On June 17, 1998, Costello was found stabbed to death in the couple's apartment. Laudor had been experiencing a particularly severe psychotic episode that day, to the point where Costello had told her boss in the morning that she could not come to work due to a "personal emergency". After attempting to defuse the situation on the phone, Laudor's mother Ruth called the police urging them to conduct a welfare check on the couple. Laudor was apprehended for the crime 170 miles away on the campus of Cornell University in Ithaca, New York, after he had driven there and promptly turned himself in to campus police. It is unclear why Laudor drove to Cornell, as he had no known connections to the university besides his time there in high school.

Laudor was charged with second-degree murder by Jeanine Pirro, then the district attorney of Westchester County, but did not stand trial as prosecutors accepted Laudor's plea of not guilty by reason of mental defect. This conclusion was supported by three psychiatrists, who argued that Laudor believed his fiancée was "a nonperson, a robot or a doll... planning to kill or torture him". One psychiatric report claimed that an impending crisis intervention team visit arranged by Laudor's mother and doctor had triggered Laudor's fears of being tortured and lobotomized.
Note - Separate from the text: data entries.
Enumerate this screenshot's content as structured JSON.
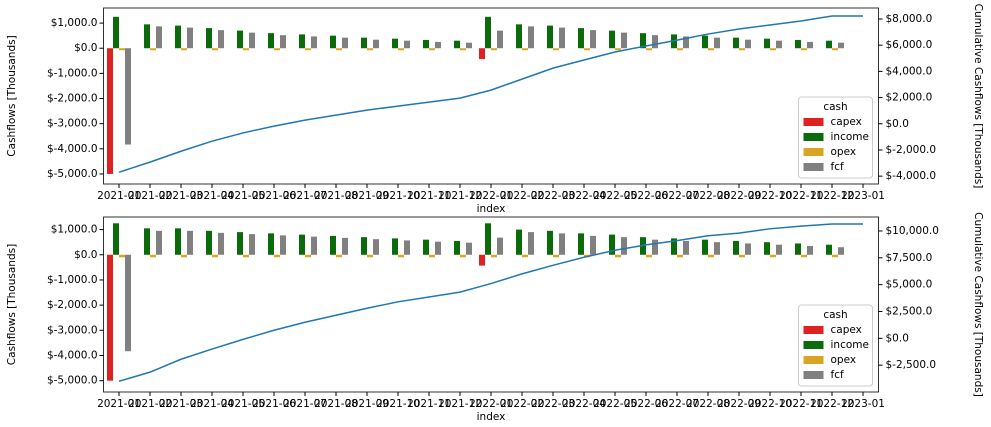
{
  "chart_data": [
    {
      "type": "bar",
      "xlabel": "index",
      "ylabel": "Cashflows [Thousands]",
      "y2label": "Cumulative Cashflows [Thousands]",
      "categories": [
        "2021-01",
        "2021-02",
        "2021-03",
        "2021-04",
        "2021-05",
        "2021-06",
        "2021-07",
        "2021-08",
        "2021-09",
        "2021-10",
        "2021-11",
        "2021-12",
        "2022-01",
        "2022-02",
        "2022-03",
        "2022-04",
        "2022-05",
        "2022-06",
        "2022-07",
        "2022-08",
        "2022-09",
        "2022-10",
        "2022-11",
        "2022-12",
        "2023-01"
      ],
      "series": [
        {
          "name": "capex",
          "color": "#dd2222",
          "values": [
            -5000,
            0,
            0,
            0,
            0,
            0,
            0,
            0,
            0,
            0,
            0,
            0,
            -430,
            0,
            0,
            0,
            0,
            0,
            0,
            0,
            0,
            0,
            0,
            0,
            null
          ]
        },
        {
          "name": "income",
          "color": "#0b6b0b",
          "values": [
            1250,
            950,
            900,
            800,
            700,
            600,
            550,
            500,
            420,
            380,
            330,
            300,
            1250,
            950,
            900,
            800,
            700,
            600,
            550,
            500,
            420,
            380,
            330,
            300,
            null
          ]
        },
        {
          "name": "opex",
          "color": "#daa520",
          "values": [
            -80,
            -80,
            -80,
            -80,
            -80,
            -80,
            -80,
            -80,
            -80,
            -80,
            -80,
            -80,
            -80,
            -80,
            -80,
            -80,
            -80,
            -80,
            -80,
            -80,
            -80,
            -80,
            -80,
            -80,
            null
          ]
        },
        {
          "name": "fcf",
          "color": "#808080",
          "values": [
            -3830,
            870,
            820,
            720,
            620,
            520,
            470,
            420,
            340,
            300,
            250,
            220,
            700,
            870,
            820,
            720,
            620,
            520,
            470,
            420,
            340,
            300,
            250,
            220,
            null
          ]
        }
      ],
      "line": {
        "color": "#1f77b4",
        "axis": "y2",
        "values": [
          -3700,
          -2930,
          -2100,
          -1330,
          -700,
          -180,
          280,
          660,
          1040,
          1350,
          1650,
          1960,
          2570,
          3410,
          4250,
          4870,
          5480,
          5940,
          6390,
          6850,
          7240,
          7540,
          7850,
          8230,
          8230
        ]
      },
      "ylim": [
        -5400,
        1600
      ],
      "yticks": [
        {
          "value": -5000,
          "label": "$-5,000.0"
        },
        {
          "value": -4000,
          "label": "$-4,000.0"
        },
        {
          "value": -3000,
          "label": "$-3,000.0"
        },
        {
          "value": -2000,
          "label": "$-2,000.0"
        },
        {
          "value": -1000,
          "label": "$-1,000.0"
        },
        {
          "value": 0,
          "label": "$0.0"
        },
        {
          "value": 1000,
          "label": "$1,000.0"
        }
      ],
      "y2lim": [
        -4600,
        8840
      ],
      "y2ticks": [
        {
          "value": -4000,
          "label": "$-4,000.0"
        },
        {
          "value": -2000,
          "label": "$-2,000.0"
        },
        {
          "value": 0,
          "label": "$0.0"
        },
        {
          "value": 2000,
          "label": "$2,000.0"
        },
        {
          "value": 4000,
          "label": "$4,000.0"
        },
        {
          "value": 6000,
          "label": "$6,000.0"
        },
        {
          "value": 8000,
          "label": "$8,000.0"
        }
      ],
      "legend": {
        "title": "cash",
        "loc": "lower right"
      }
    },
    {
      "type": "bar",
      "xlabel": "index",
      "ylabel": "Cashflows [Thousands]",
      "y2label": "Cumulative Cashflows [Thousands]",
      "categories": [
        "2021-01",
        "2021-02",
        "2021-03",
        "2021-04",
        "2021-05",
        "2021-06",
        "2021-07",
        "2021-08",
        "2021-09",
        "2021-10",
        "2021-11",
        "2021-12",
        "2022-01",
        "2022-02",
        "2022-03",
        "2022-04",
        "2022-05",
        "2022-06",
        "2022-07",
        "2022-08",
        "2022-09",
        "2022-10",
        "2022-11",
        "2022-12",
        "2023-01"
      ],
      "series": [
        {
          "name": "capex",
          "color": "#dd2222",
          "values": [
            -5000,
            0,
            0,
            0,
            0,
            0,
            0,
            0,
            0,
            0,
            0,
            0,
            -430,
            0,
            0,
            0,
            0,
            0,
            0,
            0,
            0,
            0,
            0,
            0,
            null
          ]
        },
        {
          "name": "income",
          "color": "#0b6b0b",
          "values": [
            1250,
            1050,
            1050,
            950,
            900,
            850,
            800,
            750,
            700,
            650,
            600,
            550,
            1250,
            1000,
            950,
            850,
            800,
            700,
            650,
            600,
            550,
            500,
            450,
            400,
            null
          ]
        },
        {
          "name": "opex",
          "color": "#daa520",
          "values": [
            -100,
            -100,
            -100,
            -100,
            -100,
            -100,
            -100,
            -100,
            -100,
            -100,
            -100,
            -100,
            -100,
            -100,
            -100,
            -100,
            -100,
            -100,
            -100,
            -100,
            -100,
            -100,
            -100,
            -100,
            null
          ]
        },
        {
          "name": "fcf",
          "color": "#808080",
          "values": [
            -3830,
            950,
            950,
            870,
            820,
            770,
            720,
            670,
            620,
            570,
            520,
            480,
            680,
            900,
            850,
            750,
            700,
            600,
            550,
            500,
            450,
            400,
            350,
            300,
            null
          ]
        }
      ],
      "line": {
        "color": "#1f77b4",
        "axis": "y2",
        "values": [
          -4000,
          -3150,
          -1950,
          -1000,
          -100,
          750,
          1500,
          2150,
          2800,
          3400,
          3850,
          4300,
          5100,
          6000,
          6800,
          7550,
          8200,
          8700,
          9100,
          9550,
          9800,
          10200,
          10450,
          10650,
          10650
        ]
      },
      "ylim": [
        -5450,
        1500
      ],
      "yticks": [
        {
          "value": -5000,
          "label": "$-5,000.0"
        },
        {
          "value": -4000,
          "label": "$-4,000.0"
        },
        {
          "value": -3000,
          "label": "$-3,000.0"
        },
        {
          "value": -2000,
          "label": "$-2,000.0"
        },
        {
          "value": -1000,
          "label": "$-1,000.0"
        },
        {
          "value": 0,
          "label": "$0.0"
        },
        {
          "value": 1000,
          "label": "$1,000.0"
        }
      ],
      "y2lim": [
        -5000,
        11300
      ],
      "y2ticks": [
        {
          "value": -2500,
          "label": "$-2,500.0"
        },
        {
          "value": 0,
          "label": "$0.0"
        },
        {
          "value": 2500,
          "label": "$2,500.0"
        },
        {
          "value": 5000,
          "label": "$5,000.0"
        },
        {
          "value": 7500,
          "label": "$7,500.0"
        },
        {
          "value": 10000,
          "label": "$10,000.0"
        }
      ],
      "legend": {
        "title": "cash",
        "loc": "lower right"
      }
    }
  ]
}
According to Laudor's lawyer, Laudor had not realized that Costello was dead for six weeks after his arrest, and as a friend of Laudor's later recounted, he had been confused about why Costello was not visiting him in custody. Pirro stated that she was obligated to accept the insanity plea but criticized that the case would not go to trial, as did Costello's mother and sister. Costello was buried in her hometown of Newton, Massachusetts.

==Later developments==
Laudor was committed to the Mid-Hudson Forensic Psychiatric Center in New Hampton, New York and remains institutionalized there as of 2023. Laudor's movie and book deals were canceled, with Ron Howard going on to make A Beautiful Mind in 2001 about schizophrenic mathematician John Nash, whose story was deemed more palatable for audiences. A Beautiful Mind went on to win four Academy Awards, including Best Picture.

In April 2023, a close friend of Laudor's since childhood, Jonathan Rosen, published a memoir centered on Laudor's life entitled The Best Minds: A Story of Friendship, Madness, and the Tragedy of Good Intentions. The book has received significant praise from critics.